An Alberta appeals-court panel overturned Pastor Artur Pawlowski’s conviction for violating a provincial court injunction by holding church services during the Covid-19 pandemic on the grounds that the injunction “was not sufficiently clear and unambiguous.”
Justices Barbara Lea Veldhuis, Michelle Crighton, and Jo’Anne Strekaf also tossed the conviction of Artur Pawlowski’s brother Dawid Pawlowski, ordered the fines the two had already paid to be refunded, and told the Alberta Health Service (AHS) to pay their legal costs. In addition, they significantly reduced the penalties inflicted on Christopher Scott, owner of the Whistle Stop Café in Mirror, for keeping his restaurant open during the pandemic in protest of AHS’ draconian lockdown policies.
Scott, in fact, was one of those specifically enjoined by the May 6, 2021, court order at the heart of the case. The order stated that “the named individual Respondents and any other person acting under their instructions or in concert with them or independently to like effect and with Notice of this Order, shall be restrained anywhere in Alberta from” organizing, promoting, or attending any public gatherings.
The Pawlowskis were arrested “in a dramatic highway takedown” for holding services at their Calgary church after the order was issued, The New American reported at the time. Artur Pawlowski had already made himself persona non grata with the local authorities ostensibly for feeding the homeless — but more likely for opposing abortion and homosexuality — and by referring to cops who had previously tried to stop his services as the “Gestapo.” Earlier this year, “Canada’s Most Persecuted Pastor” spent 51 days in jail, including “months in solitary confinement amid horrific conditions,” for speaking to people at the Coutts border blockade who were protesting Prime Minister Justin Trudeau’s Covid-19 policies, The New American also reported.
Scott and Artur Pawlowski were sentenced to three days in prison, $20,000 fines, 120 hours of community service, and 18 months’ probation.

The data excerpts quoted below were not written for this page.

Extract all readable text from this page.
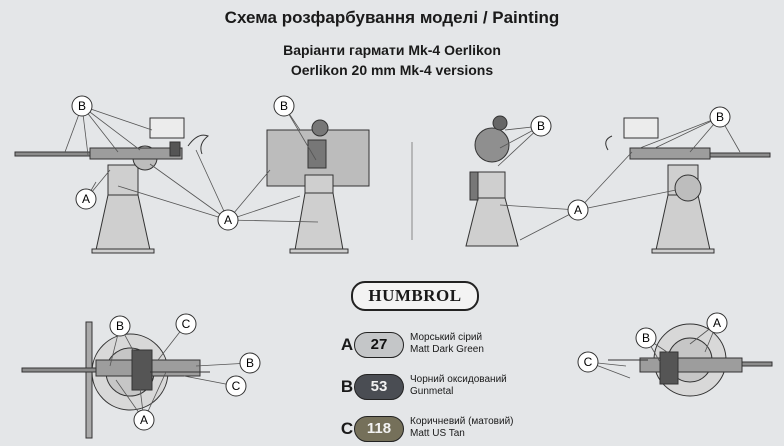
Схема розфарбування моделі / Painting
Варіанти гармати Mk-4 Oerlikon
Oerlikon 20 mm Mk-4 versions
B
A
A
B
B
A
B
B	C
B
C
A
B
A
C
HUMBROL
A	27	Морський сірий
Matt Dark Green
B	53	Чорний оксидований
Gunmetal
C 118	Коричневий (матовий)
Matt US Tan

Dawid Pawlowski got three days behind bars, a $10,000 fine, and 12 months’ probation. All three were also prohibited from leaving Alberta except for family or health emergencies. When they spoke out against Covid-19 policies, they were forced to read a disclaimer stating that their opinions did not align with those of “the majority of medical experts.”
Scott did not challenge his conviction — only his sentence. The Pawlowskis appealed both.
The justices struck the provisions regarding mobility and compelled speech from all three men’s sentences, noting that they “were not requested by AHS, nor were the parties invited to make any submissions before the chambers judge [Adam Germain] imposed them.” Indeed, AHS even told the appeals court that it would consent to removing these provisions and that they were probably unconstitutional.
With that, Scott’s sentence was reduced to jail and probation time served, and his fine was halved.
The justices then considered the Pawlowskis’ argument that the injunction they were convicted of violating did not apply to them. The order, the jurists observed, “directs the injunction at the respondents and individuals who are linked to them in some fashion, either because they are acting under their instructions, or acting in concert, or because they are acting ‘to like effect.’” Germain and AHS, however, had interpreted it to mean “anyone who plans and participates in public events” regardless of his connection (or lack thereof) to Scott. The justices concluded that the wording of the injunction “creates an ambiguity and potential confusion when the language identifying who is subject to the order refers to the prohibited conduct without clearly stating that all persons are subject to the injunction.”
“Where there is ambiguity in a phrase that purports to identify a group of individuals to whom an ex parte injunction applies, the injunction may not be sufficiently clear to found contempt proceedings against such individuals for breaching the terms of the order,” they wrote. “As all elements of contempt must be established beyond a reasonable doubt, we conclude that the injunction here was not sufficiently clear and unambiguous, when it referred to other parties ‘acting independently to like effect,’ so as to apply to the Pawlowskis. The contempt finding against the Pawlowskis must therefore be set aside.”
Score one point for liberty in Canada, even if on a technicality.